William Strickland was a noted architect and civil engineer in Philadelphia, Pennsylvania; and Nashville, Tennessee.
Background
William was born of humble parents in Philadelphia, Pennsylvania, United States probably in 1787. His father, John, was a carpenter who during William's boyhood worked for Benjamin H. Latrobe, and through this connection the son came to the notice of Latrobe, from whom he received his professional training.
Education
He received his professional training from Latrobe.
Career
In 1807 William accompanied his father to New York, where the latter was engaged in the remodeling of the Park Theatre, and here learned something of scene painting. Upon his return to Philadelphia, finding at the moment little demand for his services as an architect, he set himself up "as a sort of artist in general", selling landscapes when he could, painting scenery, making designs for carpenters and plasterers.
He became a competent engraver and aquatinter, executed a number of plates for the Port Folio and the Analectic Magazine - chiefly dealing with scenes and episodes of the War of 1812 - and made fourteen engravings from the drawings of David Porter to illustrate Porter's Journal of a Cruise Made to the Pacific Ocean 1812, 1813, and 1814.
He was not an educated man in any formal sense, but by nature he was endowed with a remarkable visual memory, good reasoning powers, and a skilful hand. That he was one of those men who can undertake successfully almost any kind of work is evidenced by his varied achievements in the fields of architecture and engineering. In the former field, he is remembered as an outstanding exponent of the Greek Revival in America, which had its first monument in the Bank of Pennsylvania, designed by his preceptor, Latrobe.
Judge John Kintzing Kane, who delivered an obituary oration on Strickland before the American Philosophical Society, which had elected him to membership in 1820, characterized his taste as disciplined in the severe harmonies of Grecian architecture, adding that he became a purist in art as he grew older, caring less and less for decoration.

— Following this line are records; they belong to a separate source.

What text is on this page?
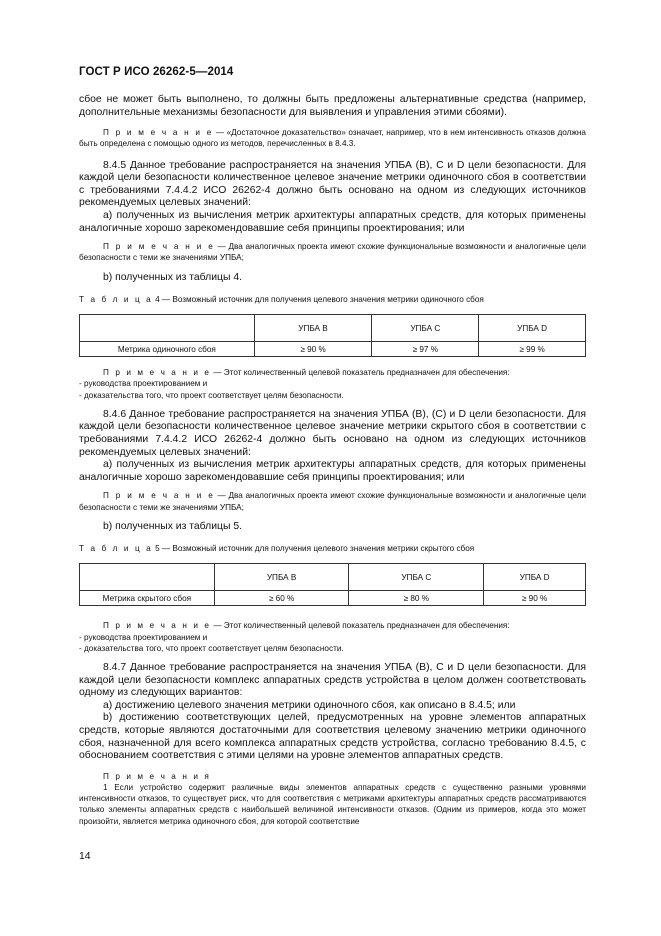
ГОСТ Р ИСО 26262-5—2014

сбое не может быть выполнено, то должны быть предложены альтернативные средства (например, дополнительные механизмы безопасности для выявления и управления этими сбоями).

П р и м е ч а н и е — «Достаточное доказательство» означает, например, что в нем интенсивность отказов должна быть определена с помощью одного из методов, перечисленных в 8.4.3.

8.4.5 Данное требование распространяется на значения УПБА (В), С и D цели безопасности. Для каждой цели безопасности количественное целевое значение метрики одиночного сбоя в соответствии с требованиями 7.4.4.2 ИСО 26262-4 должно быть основано на одном из следующих источников рекомендуемых целевых значений:

a) полученных из вычисления метрик архитектуры аппаратных средств, для которых применены аналогичные хорошо зарекомендовавшие себя принципы проектирования; или

П р и м е ч а н и е — Два аналогичных проекта имеют схожие функциональные возможности и аналогичные цели безопасности с теми же значениями УПБА;

b) полученных из таблицы 4.

Т а б л и ц а 4 — Возможный источник для получения целевого значения метрики одиночного сбоя
	УПБА В	УПБА С	УПБА D
Метрика одиночного сбоя	≥ 90 %	≥ 97 %	≥ 99 %

П р и м е ч а н и е — Этот количественный целевой показатель предназначен для обеспечения:

- руководства проектированием и

- доказательства того, что проект соответствует целям безопасности.

8.4.6 Данное требование распространяется на значения УПБА (В), (С) и D цели безопасности. Для каждой цели безопасности количественное целевое значение метрики скрытого сбоя в соответствии с требованиями 7.4.4.2 ИСО 26262-4 должно быть основано на одном из следующих источников рекомендуемых целевых значений:

a) полученных из вычисления метрик архитектуры аппаратных средств, для которых применены аналогичные хорошо зарекомендовавшие себя принципы проектирования; или

П р и м е ч а н и е — Два аналогичных проекта имеют схожие функциональные возможности и аналогичные цели безопасности с теми же значениями УПБА;

b) полученных из таблицы 5.

Т а б л и ц а 5 — Возможный источник для получения целевого значения метрики скрытого сбоя
	УПБА В	УПБА С	УПБА D
Метрика скрытого сбоя	≥ 60 %	≥ 80 %	≥ 90 %

П р и м е ч а н и е — Этот количественный целевой показатель предназначен для обеспечения:

- руководства проектированием и

- доказательства того, что проект соответствует целям безопасности.

8.4.7 Данное требование распространяется на значения УПБА (В), С и D цели безопасности. Для каждой цели безопасности комплекс аппаратных средств устройства в целом должен соответствовать одному из следующих вариантов:

a) достижению целевого значения метрики одиночного сбоя, как описано в 8.4.5; или

b) достижению соответствующих целей, предусмотренных на уровне элементов аппаратных средств, которые являются достаточными для соответствия целевому значению метрики одиночного сбоя, назначенной для всего комплекса аппаратных средств устройства, согласно требованию 8.4.5, с обоснованием соответствия с этими целями на уровне элементов аппаратных средств.

П р и м е ч а н и я

1 Если устройство содержит различные виды элементов аппаратных средств с существенно разными уровнями интенсивности отказов, то существует риск, что для соответствия с метриками архитектуры аппаратных средств рассматриваются только элементы аппаратных средств с наибольшей величиной интенсивности отказов. (Одним из примеров, когда это может произойти, является метрика одиночного сбоя, для которой соответствие

14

This fact is illustrated by the contrast between his first building, the Masonic Temple, Philadelphia (so-called Gothic, 1810), and his later, coldly severe, Custom House, still standing. The latter, built for the Bank of the United States and completed in 1824, was modeled on the Parthenon. Strickland had a more graceful side, however, which appears in his Merchants' Exchange (1834), likewise in Philadelphia. This delightful building is unique because of its colonnade curved on plan, and because it is crowned with a copy of the Choragic Monument of Lysicrates. Colonial and early Federal architecture, harking back to Rome by way of England, France, and the Italian Renaissance, was committed to domes, but the Greek Revivalists could not use the dome, that most precious property of their predecessors, because there was no precedent for it in Greek architecture. Strickland substituted the Monument of Lysicrates, and has been called the inventor of this happy expedient. Among his other Philadelphia buildings were the first United States Custom House (1819), the New Chestnut Street Theatre (1822), St. Stephen's Church, a Jewish synagogue, the Friends' Lunatic Asylum, the United States Naval Asylum (1827), and the United States Mint (1829). In 1828 he designed a restoration, in wood, of the original steeple of the State House (Independence Hall); he designed the marble sarcophagus of Washington at Mount Vernon and certain alterations in Washington's tomb (1837), and at the time of his death was engaged on the Tennessee capitol, Nashville, beneath which distinguished work of the period he was buried. Concurrently with his architectural work, he was engaged in numerous significant engineering enterprises.
In 1824 he made a reconnaissance for the Chesapeake and Delaware Canal.
His view was considered altogether too impracticable for the Society to accept, and accordingly Judge Kane rewrote the last paragraphs of Strickland's report before publication.
Upon his return to the United States, Strickland became engineer for the Pennsylvania State Canal. He designed and built the Delaware Breakwater, begun in 1829, for the United States government, and in 1835 he made the survey for a railroad between Wilmington, Delaware, and the Susquehanna River.
He was subsequently one of the editors of Public Works of the United States of America (London, 1841). He died in 1854.
Membership
He became a member of the American Philosophical Society in 1820.
Personality
He was not an educated man in any formal sense, but by nature he was endowed with a remarkable visual memory, good reasoning powers, and a skilful hand.